I have a table with the following schema:

AccountId: int
StartDateTime: datetime2(0)
EndDateTime: datetime2(0)

I want to be able to query this for rows with a certain AccountId, and whose date range intersects with a specified date range. E.g:

SELECT * 
FROM ... AS d
WHERE d.AccountId = @AccountId
    AND d.StartDateTime <= @EndDateTime
    AND d.EndDateTime >= @StartDateTime

This will be a very large table and I'll want to be able to query it as efficiently as possible. I've specified a single composite index of AccountId, StartDateTime, and EndDateTime.

Will this index, and the above query work effectively together? If not, what would be a better alternative? Thanks.

Barguast
  • 341
  • 3
  • 6

2 Answers2

2

If the intervals within a particular account do not overlap with each other, you can replace your query with a TOP (1) query, to find the last start date before your desired end date. Do the same but opposite to get your earliest end date after your desired start date. These will form a small range you can use to check.

If they do overlap within a particular account, then you have one of the classically hard problems, and I'd recommend you read the material that Dejan Sarka has written at http://solidqblogs.azurewebsites.net/en/businessanalytics/interval-queries-in-sql-server-part-1/ (and its follow ups).

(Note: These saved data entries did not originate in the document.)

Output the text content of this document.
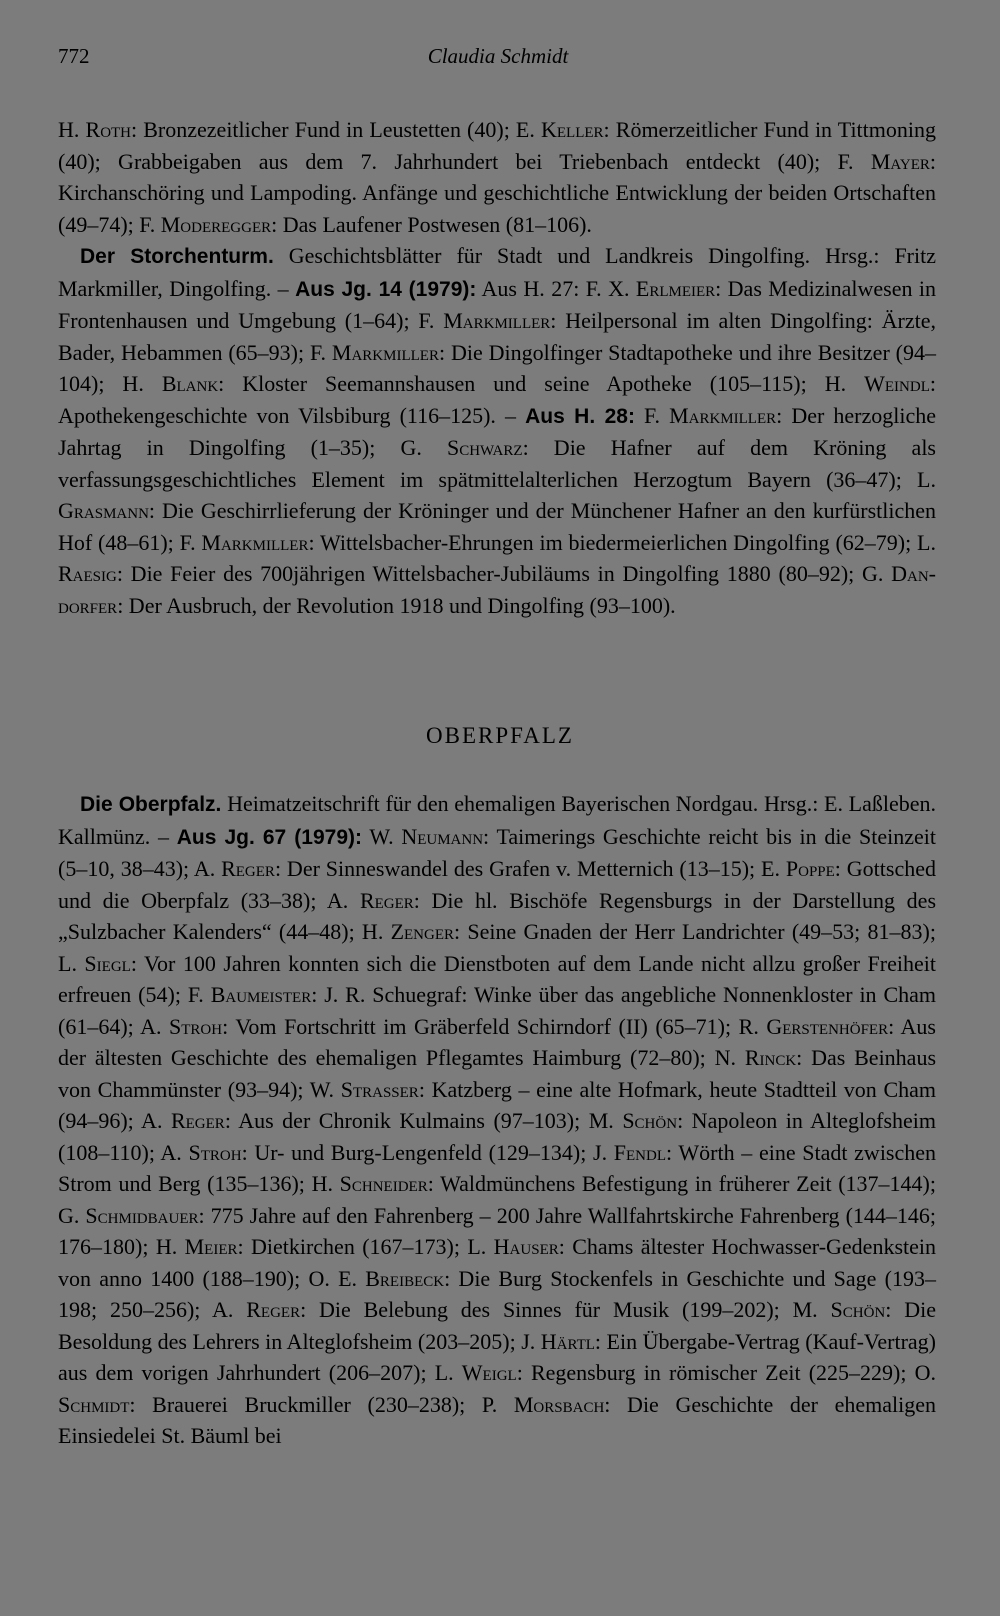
772	Claudia Schmidt

H. Roth: Bronzezeitlicher Fund in Leustetten (40); E. Keller: Römerzeitlicher Fund in Tittmoning (40); Grabbeigaben aus dem 7. Jahrhundert bei Triebenbach entdeckt (40); F. Mayer: Kirchanschöring und Lampoding. Anfänge und geschichtliche Entwicklung der beiden Ortschaften (49–74); F. Moderegger: Das Laufener Postwesen (81–106).

Der Storchenturm. Geschichtsblätter für Stadt und Landkreis Dingolfing. Hrsg.: Fritz Markmiller, Dingolfing. – Aus Jg. 14 (1979): Aus H. 27: F. X. Erlmeier: Das Medizinalwesen in Frontenhausen und Umgebung (1–64); F. Markmiller: Heilpersonal im alten Dingolfing: Ärzte, Bader, Hebammen (65–93); F. Markmiller: Die Dingolfinger Stadtapotheke und ihre Besitzer (94–104); H. Blank: Kloster Seemannshausen und seine Apotheke (105–115); H. Weindl: Apothekengeschichte von Vilsbiburg (116–125). – Aus H. 28: F. Markmiller: Der herzogliche Jahrtag in Dingolfing (1–35); G. Schwarz: Die Hafner auf dem Kröning als verfassungsgeschichtliches Element im spätmittelalterlichen Herzogtum Bayern (36–47); L. Grasmann: Die Geschirrlieferung der Kröninger und der Münchener Hafner an den kurfürstlichen Hof (48–61); F. Markmiller: Wittelsbacher-Ehrungen im biedermeierlichen Dingolfing (62–79); L. Raesig: Die Feier des 700jährigen Wittelsbacher-Jubiläums in Dingolfing 1880 (80–92); G. Dandorfer: Der Ausbruch, der Revolution 1918 und Dingolfing (93–100).

OBERPFALZ

Die Oberpfalz. Heimatzeitschrift für den ehemaligen Bayerischen Nordgau. Hrsg.: E. Laßleben. Kallmünz. – Aus Jg. 67 (1979): W. Neumann: Taimerings Geschichte reicht bis in die Steinzeit (5–10, 38–43); A. Reger: Der Sinneswandel des Grafen v. Metternich (13–15); E. Poppe: Gottsched und die Oberpfalz (33–38); A. Reger: Die hl. Bischöfe Regensburgs in der Darstellung des „Sulzbacher Kalenders“ (44–48); H. Zenger: Seine Gnaden der Herr Landrichter (49–53; 81–83); L. Siegl: Vor 100 Jahren konnten sich die Dienstboten auf dem Lande nicht allzu großer Freiheit erfreuen (54); F. Baumeister: J. R. Schuegraf: Winke über das angebliche Nonnenkloster in Cham (61–64); A. Stroh: Vom Fortschritt im Gräberfeld Schirndorf (II) (65–71); R. Gerstenhöfer: Aus der ältesten Geschichte des ehemaligen Pflegamtes Haimburg (72–80); N. Rinck: Das Beinhaus von Chammünster (93–94); W. Strasser: Katzberg – eine alte Hofmark, heute Stadtteil von Cham (94–96); A. Reger: Aus der Chronik Kulmains (97–103); M. Schön: Napoleon in Alteglofsheim (108–110); A. Stroh: Ur- und Burg-Lengenfeld (129–134); J. Fendl: Wörth – eine Stadt zwischen Strom und Berg (135–136); H. Schneider: Waldmünchens Befestigung in früherer Zeit (137–144); G. Schmidbauer: 775 Jahre auf den Fahrenberg – 200 Jahre Wallfahrtskirche Fahrenberg (144–146; 176–180); H. Meier: Dietkirchen (167–173); L. Hauser: Chams ältester Hochwasser-Gedenkstein von anno 1400 (188–190); O. E. Breibeck: Die Burg Stockenfels in Geschichte und Sage (193–198; 250–256); A. Reger: Die Belebung des Sinnes für Musik (199–202); M. Schön: Die Besoldung des Lehrers in Alteglofsheim (203–205); J. Härtl: Ein Übergabe-Vertrag (Kauf-Vertrag) aus dem vorigen Jahrhundert (206–207); L. Weigl: Regensburg in römischer Zeit (225–229); O. Schmidt: Brauerei Bruckmiller (230–238); P. Morsbach: Die Geschichte der ehemaligen Einsiedelei St. Bäuml bei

The problem is that an indexes on either startdate or enddate are less than ideal, because either one alone doesn't give a clue about whether the interval reaches your desired range. Another strategy is useful instead, such as indexing values within the range (lots of storage, and you have to consider the granularity), or come up with a creative solution such as interval trees or spatial analytics.

Rob Farley
  • 16,324
  • 2
  • 39
  • 61
0

Generally, as previous comments indicate this index looks to be the correct one.

Few notes -

  • You may want to consider using a clustered index, assuming those are the typical queries you'll be running on the table
  • If the planned results are very large (say, 1m rows for an
    account/date-range) consider applying some additional filtering (for example, top x,paging etc) as even if the query/index are optimal -
    returning huge chunk of data takes its own time & resources.
0xAD
  • 21
  • 3